We’ve found the Apple cart. I wrote on the 13th of April after looking at the US stockmarket on the 9th of April;

[I]t is always impossible to know what developments will surface to upset the applecart. It could be Greece (PIIGS) or even UK. It could be China. It could be a trade war or a currency depreciation cycle. Or rising prices (inflation in general) of resources like oil, copper, steel which take a break on the recovery.

And as early as February, I compared the situation already with the Asia 1997 and hoped for an contingency plan.

The FinancialTimes and WSJ reports that “its 10-year borrowing costs, are now more than twice as high as those of the German government.” Thus, it is a reasonable argument to have a Plan B C after the Lehman and Northern Rock debacle. Because this problem of out-of-whack government debt, in the EU zone, feels like history but with other features (as always).
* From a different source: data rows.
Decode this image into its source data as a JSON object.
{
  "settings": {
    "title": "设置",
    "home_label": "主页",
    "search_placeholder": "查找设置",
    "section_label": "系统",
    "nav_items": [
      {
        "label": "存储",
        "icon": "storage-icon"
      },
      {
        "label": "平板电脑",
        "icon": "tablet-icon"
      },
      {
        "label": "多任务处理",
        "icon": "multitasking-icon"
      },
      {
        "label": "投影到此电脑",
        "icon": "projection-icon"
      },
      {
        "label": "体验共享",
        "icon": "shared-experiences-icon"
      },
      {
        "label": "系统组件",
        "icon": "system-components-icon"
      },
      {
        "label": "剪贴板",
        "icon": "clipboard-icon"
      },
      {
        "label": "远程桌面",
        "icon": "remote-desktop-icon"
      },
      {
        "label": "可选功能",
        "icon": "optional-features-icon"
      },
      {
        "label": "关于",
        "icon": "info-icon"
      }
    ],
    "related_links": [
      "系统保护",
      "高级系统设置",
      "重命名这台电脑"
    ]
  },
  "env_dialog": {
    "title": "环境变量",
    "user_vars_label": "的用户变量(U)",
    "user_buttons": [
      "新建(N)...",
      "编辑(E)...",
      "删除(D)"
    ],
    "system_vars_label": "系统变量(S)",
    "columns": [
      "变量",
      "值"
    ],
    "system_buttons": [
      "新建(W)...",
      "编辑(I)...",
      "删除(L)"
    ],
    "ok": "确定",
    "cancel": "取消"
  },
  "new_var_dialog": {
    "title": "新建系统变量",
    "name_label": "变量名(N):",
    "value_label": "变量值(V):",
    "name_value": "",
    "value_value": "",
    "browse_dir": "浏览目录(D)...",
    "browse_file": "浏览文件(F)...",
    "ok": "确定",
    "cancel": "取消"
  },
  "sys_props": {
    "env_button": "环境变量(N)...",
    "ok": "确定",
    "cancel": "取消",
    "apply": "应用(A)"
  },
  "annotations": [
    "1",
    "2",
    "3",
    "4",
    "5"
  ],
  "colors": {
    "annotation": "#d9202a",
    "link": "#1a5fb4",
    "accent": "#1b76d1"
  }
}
Why could they not contain it?

I will be very brief;

  • Europes’ political landscape scrambled to get its treaties ratified, could not find a common denominator in a reasonable time-frame, and most of them are career politicians primarily reporting back to their constituency at home – not Europe.
  • Coordination within the political landscape, regional central banks and ECB is during these times is dysfunctional. The feedback-loop is too slow, too slow in general.
  • Day-to-day politics and home-turf politics still shape the discussion.
  • The problems of independent fiscal responsibility, same monetary policy and currency, vastly different societal and cultural background and differences between member states.
  • Greece cheated too often.
  • ‘Frau Nein’ aka Angela Merkel. Instead of showing leadership capabilities, she and her party (coalition, current and past) tends to sit things out. This one was one too much. Instead of taking care of ‘contagion risk’, she cared more about regional politics (NRW) and polls. Her career and the future of the defunct coalition with the FDP. But I guess it is too much to ask for, that politicians learn fast from the events not older than two years ago.
    • On the same account you can blame France President Sarkozy and Finance Minister, Trichet & Crew, and Spains’ Finance Minister who told the IMF some weeks ago they know how to handle the problem.

Looking back, in February 2009 – it all seemed so clear what to do. But this week, Europe got its own Dump Japan (97/98) moment. Dumb junk, dump Europe. Jürgen Stark, who is a member of the board of the European Central Bank, stated, “We may already have entered into the next phase of the crisis: a sovereign debt crisis following on the financial and economic crisis.”

I posted lots about Greece in the last months leading up to this moment on my Tumblr (search Greece).

Update 1st of May 12:31pm:

Via Scott Mather (Managing Director, Portfolio Manager). Global Disparity Presents Post-Crisis Risks, Opportunities (emphasis mine):

In the wake of the recent economic crisis, new risks and opportunities lie ahead as countries are forced to grapple with a changed economic environment. Important fundamental differences will increasingly drive economic and financial markets in disparate ways across countries. Historically, debt growth has been used as an economic stabilizer in times of need and helped to level economic activity among countries. But going forward, the unprecedented accumulation of sovereign debt will increasingly limit policy flexibility and further push countries apart in terms of economic performance. Many countries are already very near a tipping point, having exhausted maneuvering room during the recent economic crisis.
Much of the last few decades can be characterized as a period of increasing “sameness”: Economic and market correlations rose between countries even as the overall volatility of growth and inflation fell. This development masked growing imbalances and future sources of instability. Some of these imbalances were exposed in the economic crisis. But owing to differences in initial conditions and policy choices made throughout the economic crisis, the decades of growing sameness to which we have been accustomed have likely ended. Many old vulnerabilities remain unaddressed and many new sources of instability are surfacing. Differences between countries will grow much larger in the years ahead.